My mistake. I know the Fab Echo uses a Princeton Technologies PT2399 digital chip (easily modded to produce as much as 350msec delay time rather than the single stock delay time), but was under the (obviously mistaken) impression that the first of the Danelectro pedals (in the heavy cast chassis) used a standard MN3205 BBD chip. As this picture illustrates - http://www.e-basteln.de/harp/Images/large_disassembly.jpg - the basis of the pedal is a 40-pin chip, which I take to be the PT2395, a digital delay chip, and a decent one. The pins for an 18-pin chip right beside it is undoubtedly the 256K DRAM chip needed by the PT2395 to provide 800ms of delay.

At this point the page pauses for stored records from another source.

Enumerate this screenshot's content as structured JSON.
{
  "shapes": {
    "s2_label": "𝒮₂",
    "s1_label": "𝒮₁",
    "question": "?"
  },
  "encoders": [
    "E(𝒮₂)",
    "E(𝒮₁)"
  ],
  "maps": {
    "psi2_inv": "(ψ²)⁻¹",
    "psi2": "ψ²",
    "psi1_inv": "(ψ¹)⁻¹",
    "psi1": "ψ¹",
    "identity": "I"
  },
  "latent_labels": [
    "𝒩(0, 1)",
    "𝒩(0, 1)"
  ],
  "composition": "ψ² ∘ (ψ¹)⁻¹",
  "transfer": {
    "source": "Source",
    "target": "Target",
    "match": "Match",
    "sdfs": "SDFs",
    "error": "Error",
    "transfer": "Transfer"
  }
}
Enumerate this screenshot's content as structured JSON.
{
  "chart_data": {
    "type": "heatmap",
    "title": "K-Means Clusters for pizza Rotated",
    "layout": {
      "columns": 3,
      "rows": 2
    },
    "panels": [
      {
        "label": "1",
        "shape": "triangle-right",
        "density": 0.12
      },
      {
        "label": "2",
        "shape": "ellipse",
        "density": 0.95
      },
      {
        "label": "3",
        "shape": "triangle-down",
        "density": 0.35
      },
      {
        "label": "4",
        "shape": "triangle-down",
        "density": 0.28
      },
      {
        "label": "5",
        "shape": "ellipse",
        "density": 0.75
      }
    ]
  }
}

Though opinions vary about how effectively a digital delay can match the quality of an all-analog, my sense is that with the right filtering, it can do a helluva decent job. In his effects pedal book, Dave Hunter interviews Roger Mayer, and Mayer makes some interesting observations about digital delays. What he suggests is that the real differences between analog and digital occur during the note decay. While the signal amplitude is high, it is encoded by more bits, where once the note tapers off, there are fewer bits to encode it and you start to creep into quantization error with the last wisps of the delayed signal. Some folks would argue with that, though I would not classify myself as someone who knows enough about the state-of-the-art in a/d conversion to be able to argue staunchly one way or the other. Certainly 10 years ago, he probably would have been correct. Whether his concerns matter any more is something I'll leave to the experts.

But yes, you were absolutely correct.